Дед Епифан донельзя словоохотлив. Он у каждого расспрашивает о семье, о родне, о «губернии». Сторонится только Андрея-Фиалки. О нем он сразу мне сказал: «Эко, темный бор насупился». Может, он уже предчувствует свою судьбу?
А ко мне он то и дело пристает, чтоб я говорил ему о Боге. «Есть Бог или как, сынок?» — твердит он.
Большевики своей пропагандой о безбожии расклинили его душу. Он признался мне, что порой его «обуяет робость» и тогда он молится. Но робость проходит, и он снова «воинствует с Богом», или, как он выражается, «светлость в жизни проявляется».
Заведующий совхозом обещал ему после смерти сжечь его в крематории, или в «киматориях», как он называет, и прах похоронить с оркестром.
У деда, наполовину сомневающегося в загробной жизни, сложилось твердое убеждение, что если тело его будет сожжено, то, стало быть, он уж будет недоступен «каре божьей на том свете».
Сожжение — это мера на случай, если вдруг загробная жизнь окажется налицо: из пепла снова «склеить» тело для адских поджариваний деду кажется невозможным. Это и утешает старика.
Но в обещание заведующего он верит мало.
— Может, ище с духовными трубами сподоблюсь, а уж насчет киматориев хлопотать вряд ли будут. Разве вот по пятилетошным планам у нас тут поблизости где свои киматории построят. Ну тогда… А то вряд ли, сынок, будут охлопачивать.
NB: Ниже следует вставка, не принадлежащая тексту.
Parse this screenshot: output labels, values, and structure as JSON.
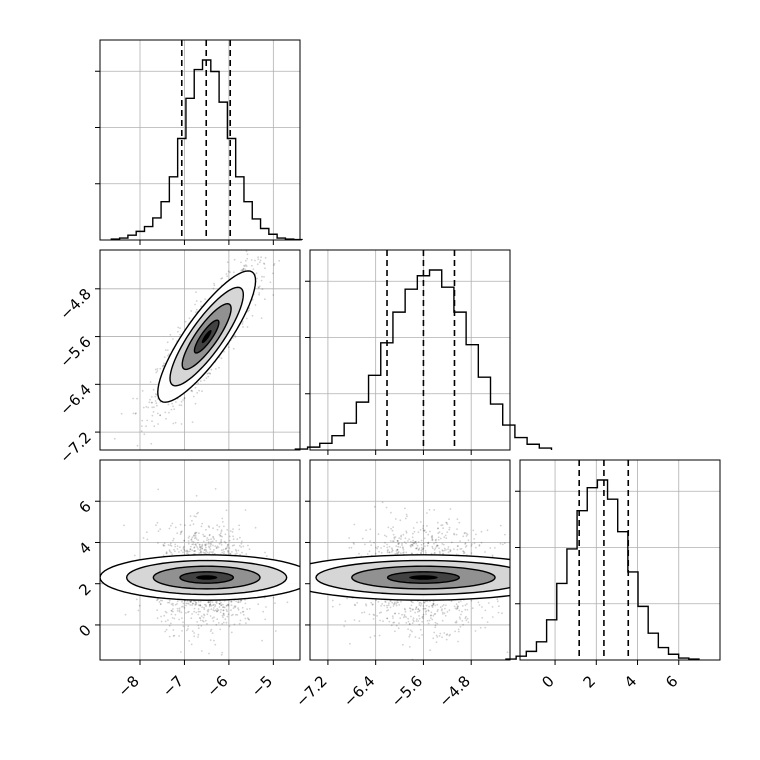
{
  "chart_data": {
    "type": "corner",
    "title": "",
    "grid": true,
    "quantiles": [
      0.16,
      0.5,
      0.84
    ],
    "parameters": [
      {
        "mean": -6.5,
        "std": 0.55,
        "range": [
          -8.9,
          -4.4
        ],
        "ticks": [
          -8,
          -7,
          -6,
          -5
        ],
        "tick_labels": [
          "−8",
          "−7",
          "−6",
          "−5"
        ],
        "quantile_values": [
          -7.06,
          -6.51,
          -5.97
        ],
        "hist_counts": [
          0.5,
          1.0,
          2.5,
          4.5,
          7.0,
          11.5,
          20.0,
          33.0,
          53.0,
          74.0,
          89.0,
          94.0,
          88.0,
          72.0,
          53.0,
          33.0,
          20.0,
          11.0,
          6.0,
          3.0,
          1.0,
          0.5,
          0.2
        ]
      },
      {
        "mean": -5.6,
        "std": 0.55,
        "range": [
          -7.5,
          -4.15
        ],
        "ticks": [
          -7.2,
          -6.4,
          -5.6,
          -4.8
        ],
        "tick_labels": [
          "−7.2",
          "−6.4",
          "−5.6",
          "−4.8"
        ],
        "quantile_values": [
          -6.21,
          -5.6,
          -5.08
        ],
        "hist_counts": [
          0.5,
          1.5,
          3.5,
          7.5,
          14.0,
          25.0,
          39.0,
          56.0,
          72.0,
          84.0,
          91.0,
          94.0,
          85.0,
          72.0,
          55.0,
          38.0,
          24.0,
          13.0,
          6.5,
          3.0,
          1.0
        ]
      },
      {
        "mean": 2.3,
        "std": 1.2,
        "range": [
          -1.7,
          8.0
        ],
        "ticks": [
          0,
          2,
          4,
          6
        ],
        "tick_labels": [
          "0",
          "2",
          "4",
          "6"
        ],
        "quantile_values": [
          1.17,
          2.37,
          3.55
        ],
        "hist_counts": [
          0.5,
          2.0,
          4.5,
          9.5,
          21.0,
          40.0,
          58.0,
          78.0,
          90.0,
          94.0,
          84.0,
          67.0,
          46.0,
          28.0,
          14.0,
          6.5,
          3.0,
          1.0,
          0.5
        ]
      }
    ],
    "correlations": [
      [
        1,
        0.85,
        0.0
      ],
      [
        0.85,
        1,
        0.0
      ],
      [
        0.0,
        0.0,
        1
      ]
    ],
    "colors": {
      "line": "#000000",
      "grid": "#b0b0b0",
      "points": "#000000",
      "density": "#000000"
    }
  }
}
Люди мои жадно слушают стариковы бредни. Особенно Артемий.
Я смотрю на деда и думаю о России, и люди мои думают о том же — о смертельной схватке двух идей: идеи деда Епифана, дерзнувшего на похороны с духовыми трубами, и идеи папы римского, поднявшего крест и именем Христа благословляющего танки, свинцовый ливень пулеметов и газ, выжигающий у людей глаза.
Мы прощаемся с дедом Епифаном. За харчем еще не пришли. Старик «ахает и охает», что не угостил нас бараниной.
— Я ужо проберу. Я их проберу, — грозит он своим помощникам. — Ах вы, орлы уда́лые! А… Ведь што ж вышло? Я, почитай, у вас целую банку консервы пожрал, а вас несолоно емши выпроваживаю.
Мы отъезжаем. Дед подбегает ко мне. Он наскоро сует мне в подсумок комок овечьего сыру. Сыр слоями разваливается у него в руке, ошметок падает на землю, дед поднимает, быстренько обтирает с него пыль и вновь сует мне.
— Не побрезгуйте, орлы уда́лые. Чем богаты, то и ото всей души.
Он бежит несколько шагов рядом со мной и скороговоркой просит:
— Сынок, в совхозе нашем будешь — заведущева, Егор Тимофеича, уговори похлопотать, нащет чего говорил даве тебе… А… сынок?
Мы отъехали. Дед долго стоял неподвижно и, загораживая ладонью глаза от ветра, изредка кричал:
— Орлы уда́лые-ё-о…
Я выбросил из подсумка сыр. Тогда Андрей-Фиалка приблизился ко мне и спросил:
— Мне вернуться, «поговорить» с ним, скородье?